Skip the test if you don't want your personality pegged at work
My employer is a non-governmental organization. The managers have recently announced that they want all staff to undergo Myers-Briggs personality assessments. I am strongly opposed to undergoing this testing. While I might do it personally, doing it at the workplace and having the results shared with colleagues crosses a big privacy line for me. (They say results will be shared only in aggregate, but given that our teams are small, it will be easy to see who's who, and I don't trust that they will be confidential at all.) Furthermore, I fear it could be harmful to me in terms of projects I am considered for. And basically, I'd just rather not be defined by a label. Do I have any rights to refuse this testing?
I am not sufficiently familiar with the Myers-Briggs Type Indicator to outline the pros and cons of this particular instrument. I can, however, offer my opinion of the use of personality tests for team-building purposes.
You have aptly identified the two primary concerns of employees who are asked to participate in workplace personality assessments: invasion of privacy and the imposition of reductive labels. We may be very capable of friendliness at work, but it is not a context in which one necessarily expects to divulge psychological intimacies. This feeling of unease is heightened by the fact that good assessments are designed to elicit honesty. In other words, the questions are written in such a way that the significance of the answers is not clear. The fear of being typecast is another major issue that arises in the context of workplace testing. And it is not an illegitimate one.

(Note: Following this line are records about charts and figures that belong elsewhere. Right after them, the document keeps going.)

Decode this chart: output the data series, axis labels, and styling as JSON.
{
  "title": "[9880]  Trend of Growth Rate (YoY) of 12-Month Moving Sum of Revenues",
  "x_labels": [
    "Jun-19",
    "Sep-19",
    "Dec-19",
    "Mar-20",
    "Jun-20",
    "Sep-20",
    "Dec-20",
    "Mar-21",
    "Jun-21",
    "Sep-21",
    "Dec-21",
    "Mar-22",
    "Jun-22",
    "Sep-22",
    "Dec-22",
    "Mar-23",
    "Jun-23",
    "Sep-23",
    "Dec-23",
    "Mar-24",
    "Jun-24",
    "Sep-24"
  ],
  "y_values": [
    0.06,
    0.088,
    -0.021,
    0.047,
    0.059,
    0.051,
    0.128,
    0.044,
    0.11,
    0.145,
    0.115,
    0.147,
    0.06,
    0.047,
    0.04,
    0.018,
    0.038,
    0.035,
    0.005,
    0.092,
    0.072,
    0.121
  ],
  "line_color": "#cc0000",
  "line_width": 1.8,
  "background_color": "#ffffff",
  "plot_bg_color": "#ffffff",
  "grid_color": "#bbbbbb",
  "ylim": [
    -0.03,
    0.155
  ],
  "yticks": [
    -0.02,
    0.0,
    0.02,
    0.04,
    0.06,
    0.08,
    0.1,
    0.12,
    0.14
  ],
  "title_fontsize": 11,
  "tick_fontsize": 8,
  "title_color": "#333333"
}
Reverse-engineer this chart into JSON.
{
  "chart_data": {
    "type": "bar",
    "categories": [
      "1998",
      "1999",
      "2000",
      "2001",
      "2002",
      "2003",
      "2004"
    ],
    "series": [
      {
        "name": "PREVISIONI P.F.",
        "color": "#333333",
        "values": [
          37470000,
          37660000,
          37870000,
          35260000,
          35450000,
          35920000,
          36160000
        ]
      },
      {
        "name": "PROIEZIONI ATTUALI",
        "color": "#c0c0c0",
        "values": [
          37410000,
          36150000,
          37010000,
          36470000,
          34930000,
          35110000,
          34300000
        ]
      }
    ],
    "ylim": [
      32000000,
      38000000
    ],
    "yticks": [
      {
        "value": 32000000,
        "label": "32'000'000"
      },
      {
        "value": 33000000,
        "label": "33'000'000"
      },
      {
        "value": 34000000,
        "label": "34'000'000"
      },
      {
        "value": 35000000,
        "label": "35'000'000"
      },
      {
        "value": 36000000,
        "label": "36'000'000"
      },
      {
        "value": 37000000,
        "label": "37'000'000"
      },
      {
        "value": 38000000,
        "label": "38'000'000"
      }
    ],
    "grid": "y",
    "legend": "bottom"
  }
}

Once your co-workers learn your "type," they may tend to make unfair assumptions about you on that basis -- regarding your motivations, your capabilities, your tolerance for certain workplace stressors.
Then again, the sharing of test results in the aggregate can also facilitate understanding of diverse personality types and lead to more collaborative working relationships. This is the main benefit of a team personality-assessment exercise. It is rarely a bad idea to bring a team together to discuss members' work styles and how they can improve upon their results. The process also allows individual insight into work preferences and issues that may be interfering with productivity and enjoyment.
According to information posted on the Myers & Briggs Foundation's Web site, http:/
The leaders of your organization who have organized the MBTI exercise should be prepared for concerns of the sort that you have raised. No employee should be coerced into taking a personality assessment, especially when it is to be shared with others in such a way that confidentiality is not guaranteed. Ask specifically whether the assessment is being administered by a qualified MBTI administrator. If so, you can rest assured that you will not be required to take the assessment and that certain other ethical norms will be followed. If the assessment is not being administered by a qualified MBTI administrator, probe further about the qualifications of the person. In either case, ask whether you may pose your questions to the administrator.
Whatever you may learn about the exact nature of the process, you should feel confident in declining to take the assessment on grounds that you are uncomfortable sharing such personal information in a group setting. This is not based on any legal right to privacy but rather on principles of common-sense management that the leaders of your organization should readily understand. You should, however, be a thoughtful and active contributor to any group discussion concerning the aggregate test results.